Exterior of Notre Dame de la Garde

TripSavvy / Paula Galindo Valle

6 p.m.: Ideally, you'll arrive at your next stop around or just before sunset. Crowning Garde Hill, one of the highest points in Marseille, Notre Dame de la Garde Basilica overlooks the city, port, and waters beyond as if to protect it. And many locals believe it does. The Byzantine and Roman-style Basilica, built in the mid-19th century, features a prominent gilded statue of the Virgin Mary that can be seen from afar. While it closes daily 6:15 pm and you may be too late to see the inside, admire the striking facade and take in panoramic sunset views from its terraces.

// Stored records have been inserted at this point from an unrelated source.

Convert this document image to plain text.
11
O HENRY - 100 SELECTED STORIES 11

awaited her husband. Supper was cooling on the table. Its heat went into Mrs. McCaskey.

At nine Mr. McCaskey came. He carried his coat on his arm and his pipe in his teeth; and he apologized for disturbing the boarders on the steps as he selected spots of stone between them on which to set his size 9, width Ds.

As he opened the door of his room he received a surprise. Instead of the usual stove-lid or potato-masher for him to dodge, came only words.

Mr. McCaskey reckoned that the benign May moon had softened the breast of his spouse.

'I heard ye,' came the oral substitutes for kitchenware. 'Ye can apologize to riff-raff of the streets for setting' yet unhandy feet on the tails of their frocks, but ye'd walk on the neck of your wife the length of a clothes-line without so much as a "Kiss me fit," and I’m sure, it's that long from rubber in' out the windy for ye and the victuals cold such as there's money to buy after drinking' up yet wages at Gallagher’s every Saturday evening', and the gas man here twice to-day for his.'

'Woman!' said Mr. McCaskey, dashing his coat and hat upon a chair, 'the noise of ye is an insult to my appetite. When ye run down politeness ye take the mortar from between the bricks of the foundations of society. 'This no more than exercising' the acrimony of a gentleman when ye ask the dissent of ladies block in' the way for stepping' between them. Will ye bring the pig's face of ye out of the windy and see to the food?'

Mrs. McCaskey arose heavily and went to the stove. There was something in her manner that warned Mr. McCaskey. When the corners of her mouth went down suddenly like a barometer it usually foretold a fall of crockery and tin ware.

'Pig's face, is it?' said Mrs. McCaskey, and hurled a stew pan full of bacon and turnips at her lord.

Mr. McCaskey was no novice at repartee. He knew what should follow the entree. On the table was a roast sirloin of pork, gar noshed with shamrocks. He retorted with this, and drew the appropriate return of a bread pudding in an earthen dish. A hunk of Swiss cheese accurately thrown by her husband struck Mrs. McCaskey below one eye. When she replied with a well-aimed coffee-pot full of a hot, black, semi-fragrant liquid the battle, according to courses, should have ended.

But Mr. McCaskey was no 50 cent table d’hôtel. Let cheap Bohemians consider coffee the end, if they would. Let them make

7:15 pm: Walk 25 minutes down the hill and eastward to the Place de Castellane, an 18th-century square where you'll enjoy a memorable dinner and, if energy allows, a last nightcap, Marseille-style.

7:30: Settle in for dinner at Bubo, a creative new table that Michelin rates as one of the city's rising stars and best "simple restaurants." Chef Fabien Torrente's Provencal-style tasting menus focus on local produce and sustainably caught fish, and the minimalist dining room shows a more contemporary, forward-looking side to Marseille. If you're hungry and curious, try the six-course "Signature" menu.

Still brimming with energy? Seize the night with a stroll in the trendy, street-art saturated Cours Julien area, around 20 minutes north of Bubo restaurant by foot. Bars we especially recommend in the area include the Massilia Pub (this makes a great alternative for dinner) and El Picoteo, a Spanish-style bar with a large, leafy patio out back.